Whether you believe Jerry Lewis is a comic genius, a braying clown, a shrewd show-biz pro who carefully cultivated a popular stage and screen persona, a hopeless egotist with a cringing need for attention, or simply a comic with a gift for manic physical humor that clicked with audiences in the fifties and sixties, most people agree that The Nutty Professor was his greatest film as a director and his most interesting variation on the child-man figure he had transformed into Hollywood gold.

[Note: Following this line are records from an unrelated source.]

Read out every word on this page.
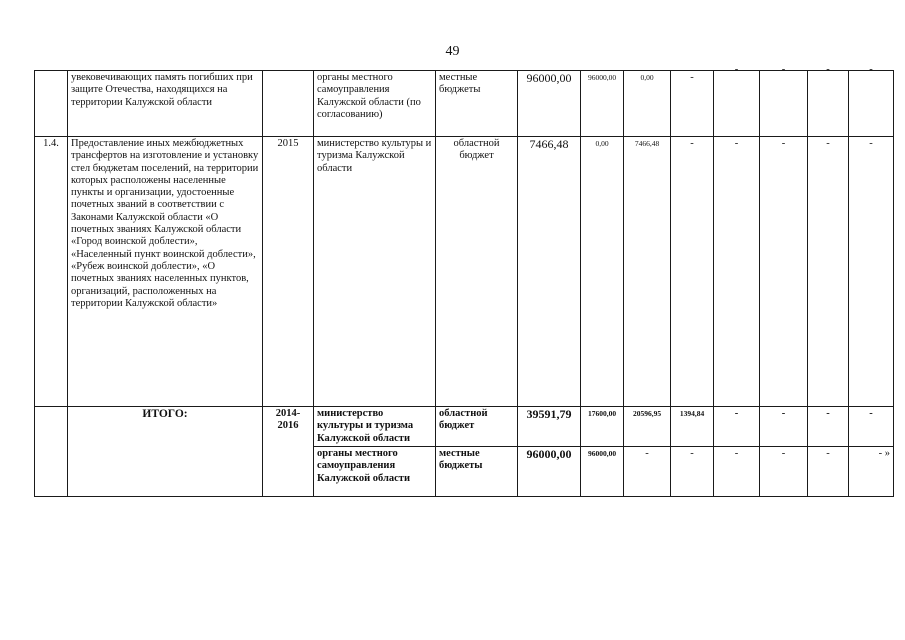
49
	увековечивающих память погибших при защите Отечества, находящихся на территории Калужской области		органы местного самоуправления Калужской области (по согласованию)	местные бюджеты	96000,00	96000,00	0,00	-	-	-	-	-

1.4.	Предоставление иных межбюджетных трансфертов на изготовление и установку стел бюджетам поселений, на территории которых расположены населенные пункты и организации, удостоенные почетных званий в соответствии с Законами Калужской области «О почетных званиях Калужской области «Город воинской доблести», «Населенный пункт воинской доблести», «Рубеж воинской доблести», «О почетных званиях населенных пунктов, организаций, расположенных на территории Калужской области»	2015	министерство культуры и туризма Калужской области	областной бюджет	7466,48	0,00	7466,48	-	-	-	-	-
	ИТОГО:	2014-2016	министерство культуры и туризма Калужской области	областной бюджет	39591,79	17600,00	20596,95	1394,84	-	-	-	-
			органы местного самоуправления Калужской области	местные бюджеты	96000,00	96000,00	-	-	-	-	-	- »
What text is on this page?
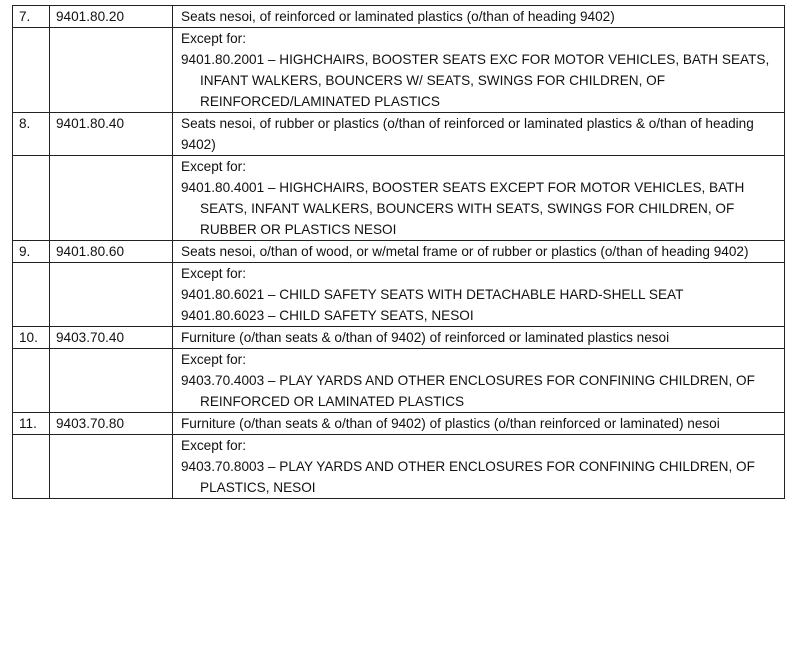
7.	9401.80.20	Seats nesoi, of reinforced or laminated plastics (o/than of heading 9402)

		Except for:

9401.80.2001 – HIGHCHAIRS, BOOSTER SEATS EXC FOR MOTOR VEHICLES, BATH SEATS, INFANT WALKERS, BOUNCERS W/ SEATS, SWINGS FOR CHILDREN, OF REINFORCED/LAMINATED PLASTICS

8.	9401.80.40	Seats nesoi, of rubber or plastics (o/than of reinforced or laminated plastics & o/than of heading 9402)

		Except for:

9401.80.4001 – HIGHCHAIRS, BOOSTER SEATS EXCEPT FOR MOTOR VEHICLES, BATH SEATS, INFANT WALKERS, BOUNCERS WITH SEATS, SWINGS FOR CHILDREN, OF RUBBER OR PLASTICS NESOI

9.	9401.80.60	Seats nesoi, o/than of wood, or w/metal frame or of rubber or plastics (o/than of heading 9402)

		Except for:

9401.80.6021 – CHILD SAFETY SEATS WITH DETACHABLE HARD-SHELL SEAT

9401.80.6023 – CHILD SAFETY SEATS, NESOI

10.	9403.70.40	Furniture (o/than seats & o/than of 9402) of reinforced or laminated plastics nesoi

		Except for:

9403.70.4003 – PLAY YARDS AND OTHER ENCLOSURES FOR CONFINING CHILDREN, OF REINFORCED OR LAMINATED PLASTICS

11.	9403.70.80	Furniture (o/than seats & o/than of 9402) of plastics (o/than reinforced or laminated) nesoi

		Except for:

9403.70.8003 – PLAY YARDS AND OTHER ENCLOSURES FOR CONFINING CHILDREN, OF PLASTICS, NESOI
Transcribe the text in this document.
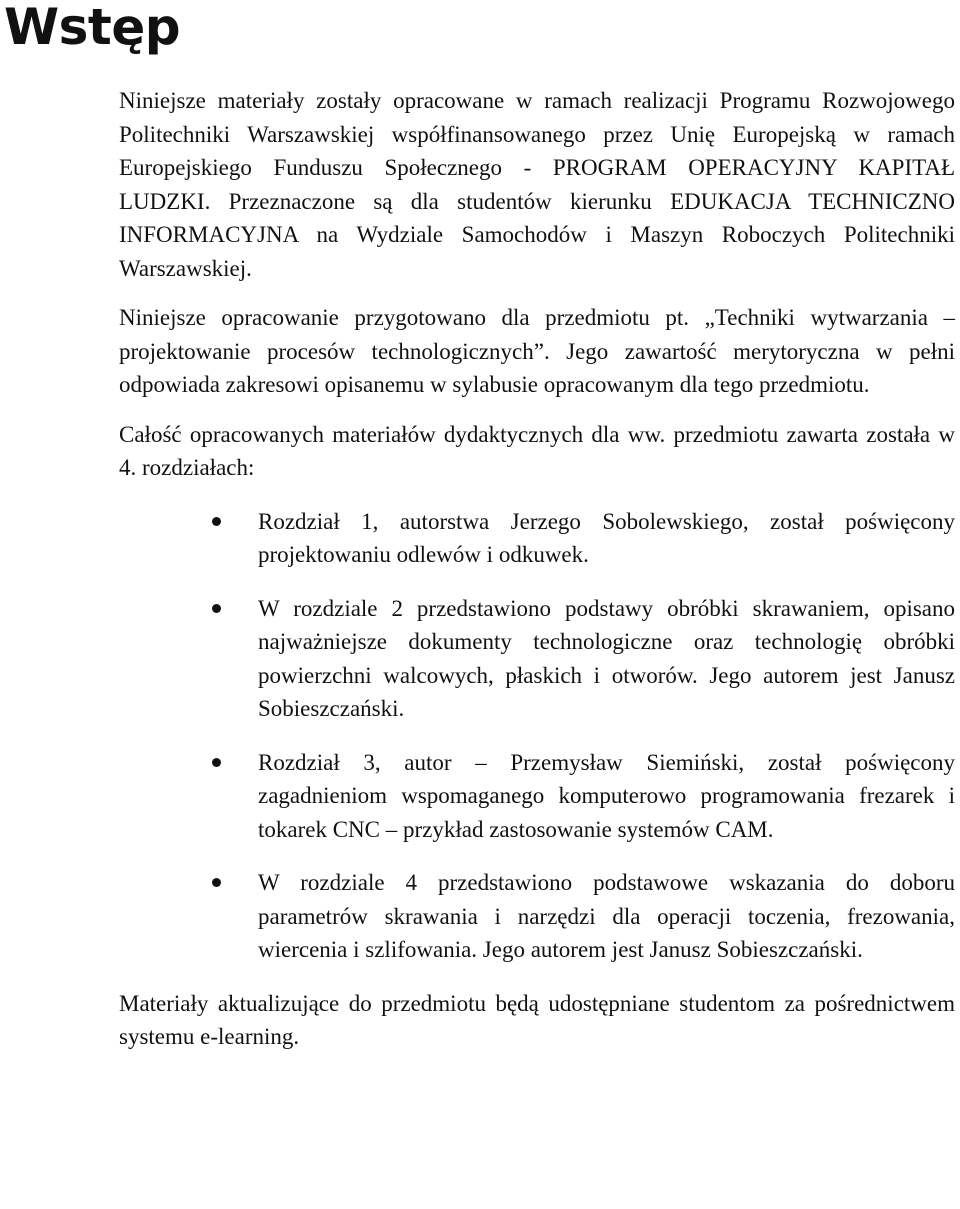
Wstęp

Niniejsze materiały zostały opracowane w ramach realizacji Programu Rozwojowego Politechniki Warszawskiej współfinansowanego przez Unię Europejską w ramach Europejskiego Funduszu Społecznego - PROGRAM OPERACYJNY KAPITAŁ LUDZKI. Przeznaczone są dla studentów kierunku EDUKACJA TECHNICZNO INFORMACYJNA na Wydziale Samochodów i Maszyn Roboczych Politechniki Warszawskiej.

Niniejsze opracowanie przygotowano dla przedmiotu pt. „Techniki wytwarzania – projektowanie procesów technologicznych”. Jego zawartość merytoryczna w pełni odpowiada zakresowi opisanemu w sylabusie opracowanym dla tego przedmiotu.

Całość opracowanych materiałów dydaktycznych dla ww. przedmiotu zawarta została w 4. rozdziałach:

Rozdział 1, autorstwa Jerzego Sobolewskiego, został poświęcony projektowaniu odlewów i odkuwek.
W rozdziale 2 przedstawiono podstawy obróbki skrawaniem, opisano najważniejsze dokumenty technologiczne oraz technologię obróbki powierzchni walcowych, płaskich i otworów. Jego autorem jest Janusz Sobieszczański.
Rozdział 3, autor – Przemysław Siemiński, został poświęcony zagadnieniom wspomaganego komputerowo programowania frezarek i tokarek CNC – przykład zastosowanie systemów CAM.
W rozdziale 4 przedstawiono podstawowe wskazania do doboru parametrów skrawania i narzędzi dla operacji toczenia, frezowania, wiercenia i szlifowania. Jego autorem jest Janusz Sobieszczański.

Materiały aktualizujące do przedmiotu będą udostępniane studentom za pośrednictwem systemu e-learning.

Lewis’ fourth film as a director is a reworking of Robert Louis Stevenson’s Dr. Jekyll and Mr. Hyde brought into the modern world by way of Lewis’ cartoonish take on the institutions and social cultures of contemporary life. His Jekyll is nebbish college professor and chemist Julius Kelp, the child-man of his previous films grown up from boy to adult, no more capable of the social world but clearly educated and perhaps even brilliant. His adenoidal juvenile voice has tempered into something oddly lived in and the spasmodic, childlike body has slowed and slumped into a walking shrug, acknowledging his inability to take on the world on its own terms. Julius is smitten with Stella Purdy (Stella Stevens), a curvaceous co-ed who sits up front of every chemistry class and looks up wide-eyed at every lecture. It’s not clear if she likes him, respects him, or just feels bad for him, but there is something about this harmless social grotesque that makes her care for his plight. Attraction is another matter, however, so Kelp goes on a self-improvement kick at Vic Tanney’s gym (one of many glaring product placements in the film; Lewis was a pioneer in this aspect of production, a dubious achievement to be sure). When that fails to produce measurable results, he falls back on his specialty: better living through chemistry.
Where Stevenson’s good doctor is a humanitarian and moralist who unleashes the suppressed id within as an experiment and gets addicted to the rush, Kelp’s experiment is a bit more self-centered and pointedly directed. He concocts a formula specifically to transform him into his imagined ideal of what women want: the confident, popular, aggressive ladies’ man that the shy, stammering, socially awkward Julius can never be.